L'homme s'est rendu en sortant de la maison les bras en l'air après un contact téléphonique avec le GIPN (Groupe d'intervention de la police nationale), selon l'AFP sur place.

"C'était un homme qui avait la réputation d'être quelque peu violent et qui avait pu justifier l'intervention de la police", par le passé, a indiqué Jean-Michel Bérard, préfet de région.

L'homme, qui paraissait "calme" lors de son arrestation, "a dit qu'il ne souhaitait pas s'expliquer sur son geste et qu'il réservait ses déclarations au juge", selon le procureur général Jean-Jacques Zirnhelt.

Dans un premier temps, il avait menacé de se suicider en cas d'intervention.

Les sept ou huit hommes du GIPN, équipés de boucliers pare-balles, avaient fait mouvement dans un champ, vers la maison de ciment à un étage.

Auparavant, un périmètre de sécurité avait été mis en place par le GIPN dans la cité de maisons à un étage, pour secourir les victimes.

"Dans la mesure où l'intéressé paraissait menaçant, pour des raisons évidentes de sécurité, on a attendu l'arrivée du GIPN pour évacuer" les victimes - initialement estimées à trois, selon les autorités -, a expliqué M. Zirnhelt, peu après l'arrestation.
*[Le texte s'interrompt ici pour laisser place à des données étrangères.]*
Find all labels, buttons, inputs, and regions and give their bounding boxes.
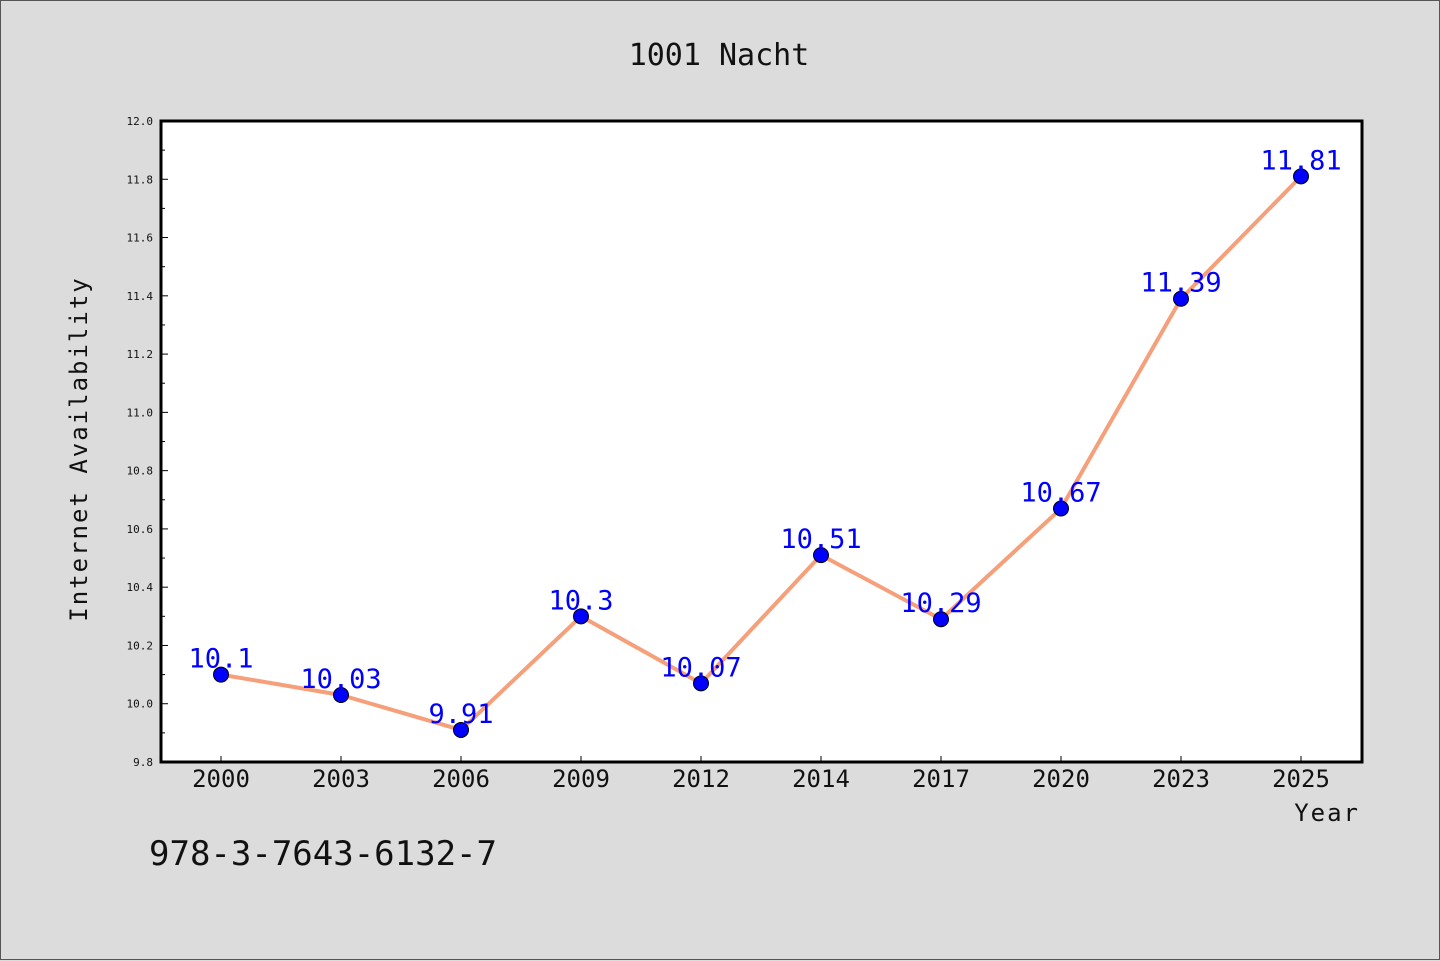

"C'est la première chose qui a été faite. Sous protection du GIPN, les deux corps ont été évacués (..) et ce n'est qu'après que la négociation a repris et que l'intéressé s'est rendu", a-t-il ajouté.
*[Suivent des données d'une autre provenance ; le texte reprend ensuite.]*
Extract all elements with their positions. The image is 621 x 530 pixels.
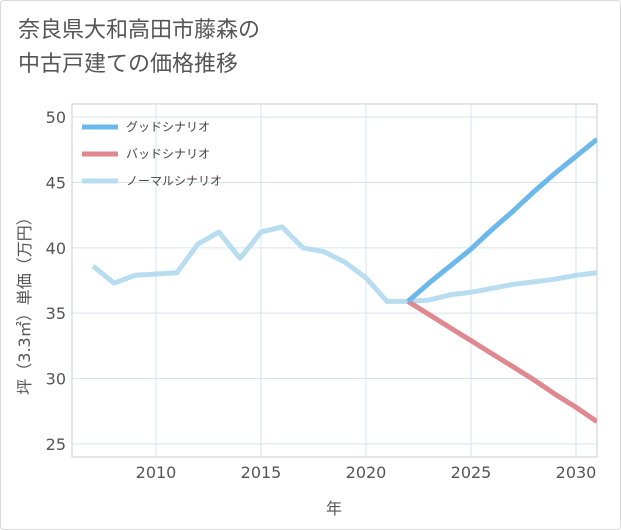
tick-labels: 2010 2015 2020 2025 2030 25 30 35 40 45 50 bbox=[46, 108, 597, 482]
y-tick-label: 25 bbox=[46, 435, 66, 454]
x-axis-label: 年 bbox=[326, 499, 342, 518]
chart-title: 奈良県大和高田市藤森の 中古戸建ての価格推移 bbox=[18, 18, 261, 77]
x-tick-label: 2030 bbox=[556, 463, 597, 482]
legend-label: グッドシナリオ bbox=[126, 120, 210, 134]
legend-label: ノーマルシナリオ bbox=[126, 174, 222, 188]
x-tick-label: 2010 bbox=[136, 463, 177, 482]
series-line-1 bbox=[406, 299, 597, 424]
y-tick-label: 30 bbox=[46, 370, 66, 389]
y-axis-label: 坪（3.3㎡）単価（万円） bbox=[15, 209, 34, 394]
y-tick-label: 45 bbox=[46, 173, 66, 192]
series-line-0 bbox=[406, 137, 597, 304]
x-tick-label: 2015 bbox=[241, 463, 282, 482]
plot-area bbox=[71, 103, 598, 458]
x-tick-label: 2020 bbox=[346, 463, 387, 482]
x-tick-label: 2025 bbox=[451, 463, 492, 482]
y-tick-label: 40 bbox=[46, 239, 66, 258]
grid-lines bbox=[72, 104, 597, 457]
y-tick-label: 35 bbox=[46, 304, 66, 323]
y-tick-label: 50 bbox=[46, 108, 66, 127]
series-line-2 bbox=[91, 224, 597, 304]
legend-label: バッドシナリオ bbox=[126, 147, 210, 161]
series-layer bbox=[91, 137, 597, 424]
"L'intéressé avait été contacté sur son téléphone portable depuis le commissariat central de Lille", a indiqué le préfet de région. "Il y a eu plusieurs échanges, il paraissait à ce moment-là être tout à fait conscient dans ses propos".

Les contacts ont été repris peu avant la reddition.

"Il avait encore son portable à l'oreille et s'est rendu sans résistance particulière", a ajouté Jean-Michel Bérard.

Seules deux douilles avaient été retrouvées en début de soirée, à proximité des lieux du drame, mais les forces de police devaient encore passer la maison au peigne fin, ainsi que les alentours.

L'homme a été placé en garde à vue dans les locaux de la police judiciaire régionale, saisie par le parquet de Valenciennes pour les besoins de l'enquête.